Türkiye’de gerçekleştirilen harf devrimi ile Türkçe, belgelerle izleyebildiğimiz tarihi boyunca ilk kez her sesinin ayrı bir harfle gösterildiği, yüzde yüze yakın fonetik bir yazıma kavuşmuştur. Bugünkü alfabemiz yalnız Türkçenin yabancı dillerden (Arapça ve Farsçadan) aldığı bazı ödünç sözcükleri yazmaya elverişli değildir (örneğin katil “öldüren” sözündeki /q ile kâr sözündeki jk / gibi).
Slav Alfabesi
Eski SSCB’nin türlü cumhuriyetleri ile Rusya’nın özerk bölgelerinde konuşulan Türk dil ve diyalektleri Slav asıllı alfabelerle yazılmaktadır. Slav alfabesi, Grek alfabesi kökenlidir. IX. yüzyıl sonlarında Kiril adlı Bizanslı bir din adamı tarafından Eski Kilise Slavcası için düzenlenen bu alfabe, zamanla bazı değişikliklere uğrayarak, günümüze kadar gelmiştir. Bugün başlıca Doğu (Rus) ve Güney-Doğu (Bulgar) Slav dillerinin yazımında kullanılan bu alfabe, düzenleyicisinin adıyla, “Kiril alfabesi” diye de anılır.
Türk dilleri içinde Slav alfabesiyle yazılan ilk dil Çuvaşçadır.
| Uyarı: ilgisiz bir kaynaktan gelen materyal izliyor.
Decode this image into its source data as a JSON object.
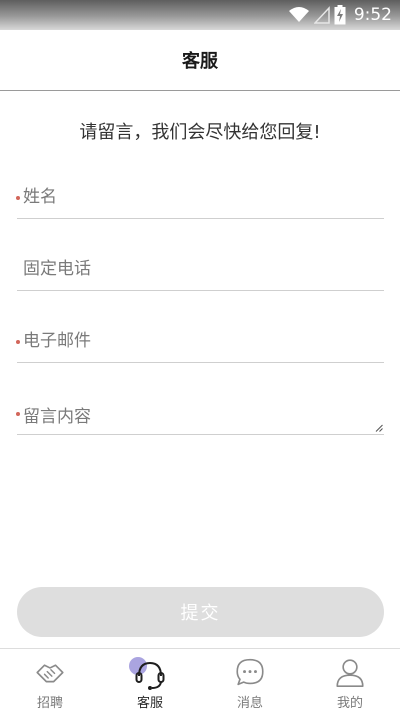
{
  "status_bar": {
    "time": "9:52"
  },
  "header": {
    "title": "客服"
  },
  "intro": {
    "text": "请留言，我们会尽快给您回复!"
  },
  "form": {
    "name_placeholder": "姓名",
    "phone_placeholder": "固定电话",
    "email_placeholder": "电子邮件",
    "message_placeholder": "留言内容"
  },
  "submit": {
    "label": "提交"
  },
  "tabs": [
    {
      "label": "招聘",
      "icon": "handshake-icon"
    },
    {
      "label": "客服",
      "icon": "headset-icon"
    },
    {
      "label": "消息",
      "icon": "chat-bubble-icon"
    },
    {
      "label": "我的",
      "icon": "user-icon"
    }
  ],
  "colors": {
    "required_marker": "#d2665a",
    "active_indicator": "#aaa4e0",
    "submit_disabled": "#dedede"
  }
}
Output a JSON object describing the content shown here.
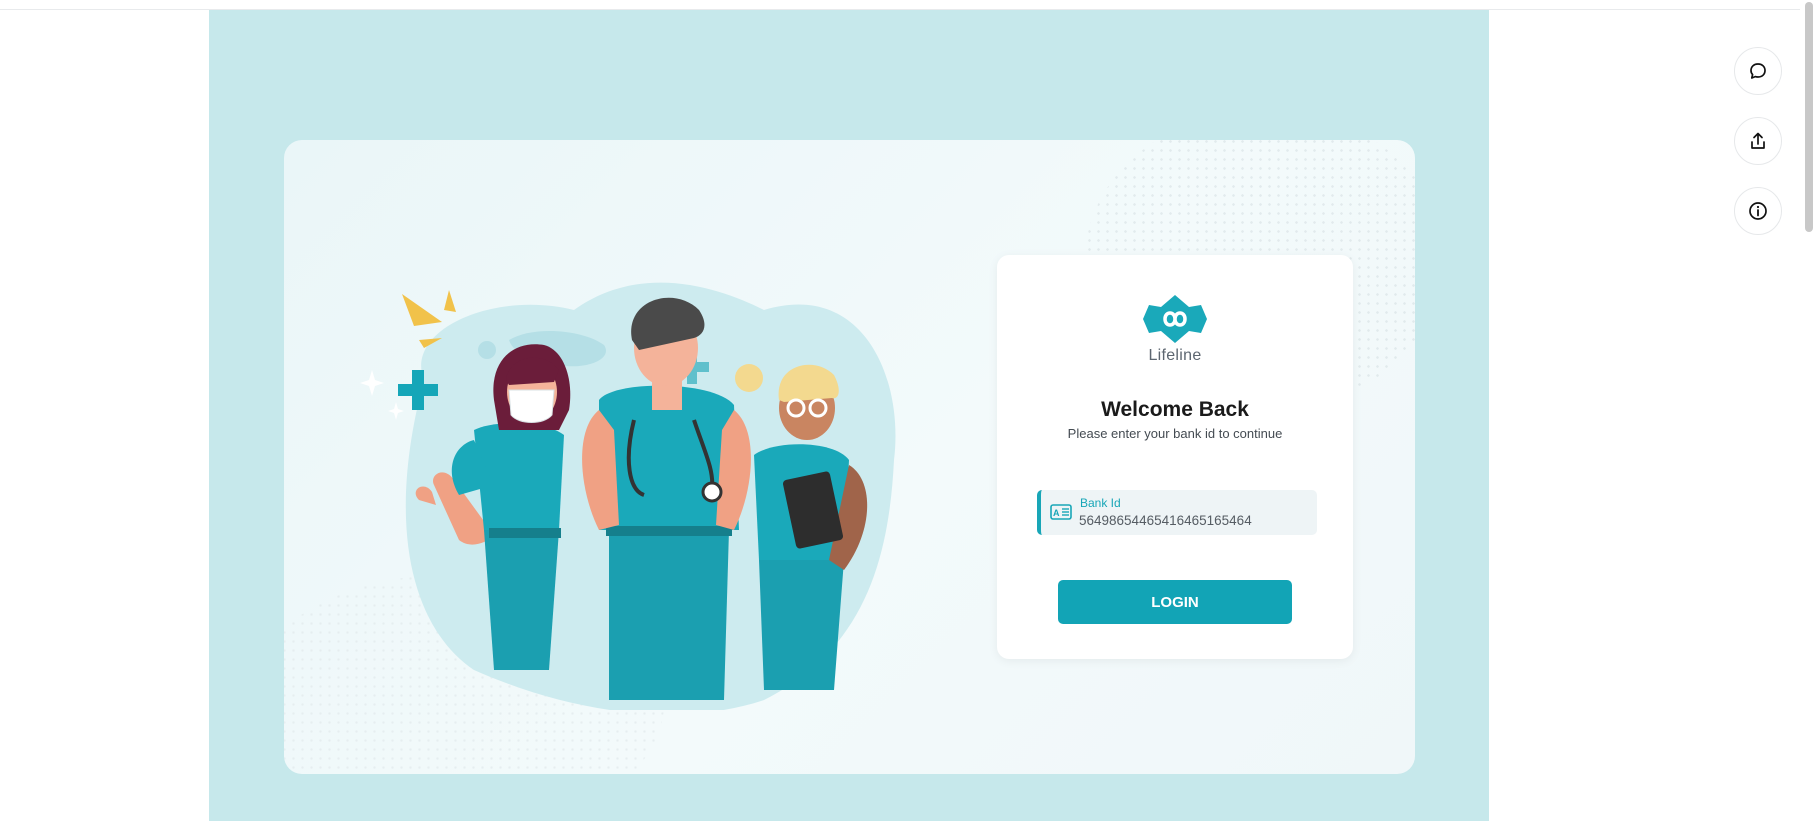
{
  "brand": {
    "name": "Lifeline",
    "accent_color": "#12a4b6"
  },
  "login": {
    "title": "Welcome Back",
    "subtitle": "Please enter your bank id to continue",
    "bank_id_label": "Bank Id",
    "bank_id_value": "5649865446541646516546‌4",
    "login_button": "LOGIN"
  },
  "side_actions": [
    {
      "icon": "chat-bubble-icon"
    },
    {
      "icon": "share-upload-icon"
    },
    {
      "icon": "info-icon"
    }
  ]
}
Eski Bulgar Türklerinin torunları olan ve öteden beri Volga-Kama bölgesinde yaşayan Çuvaşların yazıları yoktu. XVIII. yüzyıl başlarında Hıristiyanlığı yaymak için Çuvaşlara giden Rus misyonerleri, bu dilli Rus harfleri ile yazdılar. 1769’da Rus Bilimler Akademisi’nce yayımlanan ilk Çuvaşça gramerde Çuvaşça için 35 harften oluşan bir alfabe kullanılmıştır. Bu harflerin 31 tanesi Rus alfabesinden, 1 tanesi de (g harfi) Latin alfabesinden alınmıştı. Geri kalan 3 işaret ise çift harflerle oluşturulmuş birleşimlerdi. Bundan aşağı yukarı yüz yıl sonra, 1871’de, Çuvaşların ilk hocaları sayılan İvan Yakovleviç Yakovlev, Çuvaşça için Slav asıllı yeni bir alfabe düzenledi. Bu alfabe fonemikti ve 28 harften oluşuyordu. Çuvaşça 1938’e kadar, zaman zaman ufak- tefek değişikliklere uğrayan bu alfabe ile yazıldı. Bugünkü Çuvaş alfabesi 1938’de düzenlenmiştir ve 36 harften oluşur.
Slav alfabesiyle yazılan ikinci Türk dili Yakutçadır. Yakutça için ilk alfabe 1819’da düzenlenmişti. Bununla birlikte Yakutçanın ilk bilimsel alfabesi Otto Böhtlingk’in 1851’de yayımlanan Yakutça gramerinde kullandığı Slav alfabesidir. Bu alfabe 29 harften oluşur.
Günümüzde, SSCB’den ayrılan eski Türk Cumhuriyetlerinden Kazakistan ve Kırgızistan Slav alfabesini kullanmaya devam etmektedir.
Görüleceği üzere tarih boyunca Türklerin kullandığı alfabeler, birçok ulustan çok daha fazladır. Bunun nedeni, yazımızın başında da belirttiğimiz gibi göçler ve fetihler yüzünden çok geniş bir coğrafyaya yayılmış olmaları ve birçok farklı ulusla etkileşime girmeleridir.